Building a Logistic Regression Model from Scratch

Exploring the basic blocks of TensorFlow.js with unsupervised learning

Introduction

In this web app, we'll fit a logistic regression model to predict the outcome of a toy dataset.

Logistic regression is a supervised learning and statistical approach that searches to model an association between a set of independent variables, also known as the predictors, and a discrete dependent variable, known as the target or the class target. In other words, it uses a collection of attributes or "features" as they are most commonly named, to learn to classify them into a category.

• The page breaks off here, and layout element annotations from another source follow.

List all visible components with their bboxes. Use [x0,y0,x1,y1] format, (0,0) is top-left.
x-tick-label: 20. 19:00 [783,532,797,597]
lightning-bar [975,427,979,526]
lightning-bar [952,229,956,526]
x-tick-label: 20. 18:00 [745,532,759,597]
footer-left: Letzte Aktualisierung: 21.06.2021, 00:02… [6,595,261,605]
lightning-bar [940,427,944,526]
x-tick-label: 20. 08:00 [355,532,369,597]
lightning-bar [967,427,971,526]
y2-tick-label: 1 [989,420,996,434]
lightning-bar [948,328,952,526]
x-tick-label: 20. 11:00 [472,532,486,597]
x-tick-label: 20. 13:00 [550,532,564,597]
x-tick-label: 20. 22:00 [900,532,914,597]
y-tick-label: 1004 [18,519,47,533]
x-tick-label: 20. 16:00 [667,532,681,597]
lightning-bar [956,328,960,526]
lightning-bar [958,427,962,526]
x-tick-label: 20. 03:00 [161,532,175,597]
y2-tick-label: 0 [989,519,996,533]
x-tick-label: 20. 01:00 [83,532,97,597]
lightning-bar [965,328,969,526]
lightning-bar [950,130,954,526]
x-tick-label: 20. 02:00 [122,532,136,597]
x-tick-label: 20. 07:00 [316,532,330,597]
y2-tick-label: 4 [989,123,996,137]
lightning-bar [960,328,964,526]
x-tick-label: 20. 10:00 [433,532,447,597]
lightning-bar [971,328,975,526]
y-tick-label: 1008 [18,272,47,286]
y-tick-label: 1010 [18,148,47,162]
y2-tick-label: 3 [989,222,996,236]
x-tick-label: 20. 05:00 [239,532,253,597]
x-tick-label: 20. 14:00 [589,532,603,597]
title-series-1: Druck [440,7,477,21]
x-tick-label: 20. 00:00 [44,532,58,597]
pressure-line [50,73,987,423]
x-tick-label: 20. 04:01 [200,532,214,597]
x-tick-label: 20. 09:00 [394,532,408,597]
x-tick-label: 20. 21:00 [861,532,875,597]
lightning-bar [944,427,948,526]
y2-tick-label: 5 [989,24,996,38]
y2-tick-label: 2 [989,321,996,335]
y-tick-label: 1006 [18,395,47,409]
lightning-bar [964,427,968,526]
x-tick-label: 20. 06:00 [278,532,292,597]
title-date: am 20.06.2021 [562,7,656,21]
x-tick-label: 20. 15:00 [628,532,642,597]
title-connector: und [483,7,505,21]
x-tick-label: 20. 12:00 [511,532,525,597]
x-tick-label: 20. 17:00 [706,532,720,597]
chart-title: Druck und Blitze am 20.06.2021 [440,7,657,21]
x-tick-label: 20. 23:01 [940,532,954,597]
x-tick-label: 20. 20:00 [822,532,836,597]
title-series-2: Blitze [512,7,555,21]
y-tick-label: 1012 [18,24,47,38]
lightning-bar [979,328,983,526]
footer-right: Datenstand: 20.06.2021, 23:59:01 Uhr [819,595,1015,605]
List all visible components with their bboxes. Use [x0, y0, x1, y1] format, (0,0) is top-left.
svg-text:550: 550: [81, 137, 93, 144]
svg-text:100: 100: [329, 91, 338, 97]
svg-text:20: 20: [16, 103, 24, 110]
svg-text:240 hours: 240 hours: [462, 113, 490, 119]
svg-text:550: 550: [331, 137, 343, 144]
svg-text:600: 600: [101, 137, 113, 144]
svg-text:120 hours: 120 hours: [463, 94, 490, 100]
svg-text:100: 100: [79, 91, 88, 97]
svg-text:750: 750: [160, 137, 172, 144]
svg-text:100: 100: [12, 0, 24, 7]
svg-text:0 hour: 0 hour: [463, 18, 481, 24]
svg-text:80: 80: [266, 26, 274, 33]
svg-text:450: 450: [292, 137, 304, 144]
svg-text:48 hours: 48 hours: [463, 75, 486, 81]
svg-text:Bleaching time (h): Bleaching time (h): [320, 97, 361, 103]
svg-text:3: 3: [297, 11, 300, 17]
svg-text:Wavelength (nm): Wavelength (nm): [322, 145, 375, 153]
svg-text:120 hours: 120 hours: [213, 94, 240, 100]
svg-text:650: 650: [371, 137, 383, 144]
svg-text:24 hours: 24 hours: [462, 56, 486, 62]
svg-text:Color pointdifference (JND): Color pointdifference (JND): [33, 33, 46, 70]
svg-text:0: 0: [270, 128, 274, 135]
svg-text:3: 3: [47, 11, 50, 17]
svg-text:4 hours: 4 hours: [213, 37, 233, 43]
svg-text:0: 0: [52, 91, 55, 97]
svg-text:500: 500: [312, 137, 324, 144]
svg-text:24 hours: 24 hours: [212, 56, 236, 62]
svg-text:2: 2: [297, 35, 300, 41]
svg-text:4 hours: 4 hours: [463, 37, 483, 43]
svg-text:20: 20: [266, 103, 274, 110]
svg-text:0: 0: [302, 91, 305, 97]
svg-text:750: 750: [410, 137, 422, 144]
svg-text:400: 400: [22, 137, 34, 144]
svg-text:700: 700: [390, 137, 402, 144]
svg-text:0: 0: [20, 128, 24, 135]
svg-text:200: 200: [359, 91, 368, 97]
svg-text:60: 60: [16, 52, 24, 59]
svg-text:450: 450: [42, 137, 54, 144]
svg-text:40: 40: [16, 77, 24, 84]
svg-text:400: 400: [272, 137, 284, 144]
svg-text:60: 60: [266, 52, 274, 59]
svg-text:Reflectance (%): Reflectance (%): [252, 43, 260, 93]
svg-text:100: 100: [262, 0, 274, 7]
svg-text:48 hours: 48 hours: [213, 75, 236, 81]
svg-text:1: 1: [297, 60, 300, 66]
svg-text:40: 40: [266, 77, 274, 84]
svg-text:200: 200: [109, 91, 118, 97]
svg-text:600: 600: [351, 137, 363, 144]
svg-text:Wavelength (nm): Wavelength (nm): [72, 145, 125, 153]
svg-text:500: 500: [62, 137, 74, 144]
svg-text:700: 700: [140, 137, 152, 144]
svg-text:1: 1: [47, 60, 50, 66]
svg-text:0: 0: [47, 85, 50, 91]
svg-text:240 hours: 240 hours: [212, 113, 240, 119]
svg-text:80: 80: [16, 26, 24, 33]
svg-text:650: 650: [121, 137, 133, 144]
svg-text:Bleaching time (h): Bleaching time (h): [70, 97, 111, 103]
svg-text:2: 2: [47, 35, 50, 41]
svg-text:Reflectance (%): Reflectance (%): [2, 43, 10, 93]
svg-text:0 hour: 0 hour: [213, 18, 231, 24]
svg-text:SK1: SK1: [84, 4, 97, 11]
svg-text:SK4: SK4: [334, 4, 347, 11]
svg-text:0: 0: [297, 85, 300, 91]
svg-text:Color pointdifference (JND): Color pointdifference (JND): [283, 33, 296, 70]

In the case of a binary logistic regression model, such as the one we'll implement here, this target variable has two possible values, e.g., "0" or "1", "spam" or "not spam," or "cat" or "dog." However, and this is the reason why it is called a statistical model, is that instead of directly producing these kinds of responses, the algorithm's output is the probability of the default case. For example, suppose we have a model to predict whether this message is spam or not, and we test the model with an instance of it. Its output is a value between 0 and 1, where 1 means that the model is 100% confident that this message is "spam" and 0 indicates that the message is 0% likely to be spam. Typically, the threshold is drawn at 0.5, meaning that anything above that number is considered the "true" response, e.g., "spam," while any value ≤ 0.5 is the "false" one ("no-spam").

This exercise's dataset is a synthetic one I created. It consists of 700 observations of two normally distributed features, and its target variable named "label." The data is perfectly balanced, with 349 points belonging to the class "0", and 351 to class "1." To make the dataset is suitable for a classification problem, there's interdependence between the features.

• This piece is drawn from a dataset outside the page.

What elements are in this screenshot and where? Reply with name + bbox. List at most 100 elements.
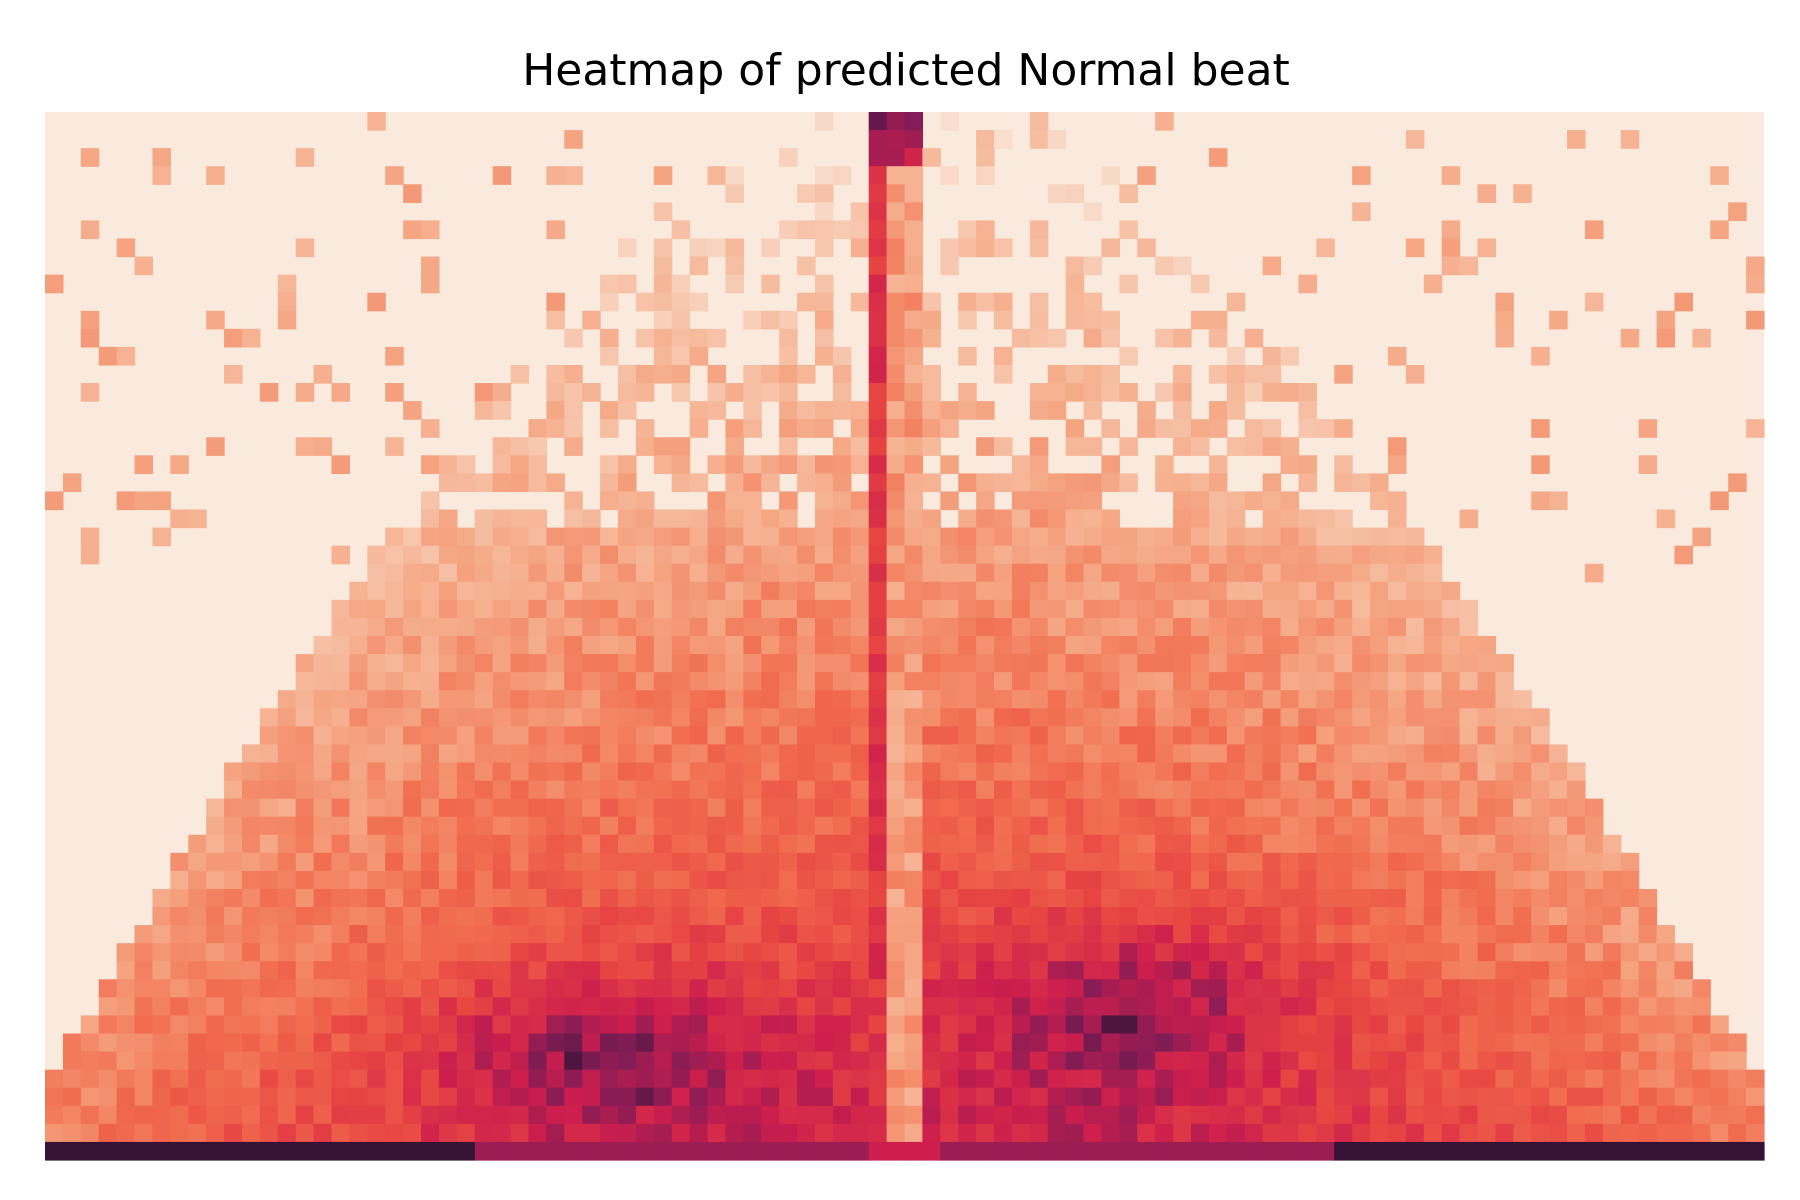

Visualizing the dataset with tfjs-vis

Throughout many of the exercises, we'll use the tfjs-vis extension to visualize the data, aspects of the training phase, and details of the model. On this occasion, we'll plot the dataset in a scatterplot. To do so, click the following button.

On the right part of the screen, you should see a tab or a visor as it is known in tfjs-vis, displaying the dataset. At the bottom of the graph, are the observations belonging to the class "0", while the top-center region contains the class "1." Since there's a clear gap between both classes (except for the minimal noise), the model should be able to find the separation quickly.

To close or open the visor, press the backtick "`" key.

Training the Model

The model we're about to train is a TensorFlow.js Sequential model of only one layer. The layer's input shape is 2, its number of units is 1, and the activation function is sigmoid. This is how the definition looks like:

            
                // Define the model.
                const model = tf.sequential();

                // Add a Dense layer to the Sequential model
                model.add(tf.layers.dense({
                    inputShape: [numOfFeatures],
                    units: 1,
                    activation: 'sigmoid',
                }));
            
        

Once defined, the following step is to compile it, which means preparing all the layers and the model configuration for training. At this step, we need to specify the training optimizer, loss function, and evaluation metric. Ours are Adam, binary cross-entropy, and accuracy, respectively. This is the code.

            
                model.compile({
                    optimizer: tf.train.adam(0.1),
                    loss: 'binaryCrossentropy',
                    metrics: ['accuracy']
                });
            
        

Lastly, we call the fitDataset function to fit the model. In this one, we'll specify the number of epochs — the number of times the complete training dataset traverses the model — two callback functions that execute at the end of each epoch, and another one that prints a message when the training is over. The first of these functions display the training loss and accuracy evolution in the tfjs-vis visor, and the second print the log to the console. This is how the function looks like.

            
                await model.fitDataset(flattenedDataset, {
                    epochs: numberEpochs,
                    callbacks: [
                      tfvis.show.fitCallbacks(
                        trainingSurface,
                        ['loss', 'acc'],
                        { callbacks: ['onEpochEnd'] }
                      ),
                      {
                        onEpochEnd: async (epoch, logs) => {
                          console.log(epoch + ':' + logs.loss);
                        }
                      },
                      {
                        onTrainEnd: async (logs) => {
                          console.log('Training has ended.')
                        }
                      }],
                  });
            
        

We'll manually set the number of epochs in the field below.

Enter number of epochs

Number of epochs (between 1 and 20):

Click to fit the model

After starting the training, you'll see on the visor two dynamic lines that change over time. These values represent the training's loss and accuracy value at the end of each epoch.

With that, we end our first exercise :)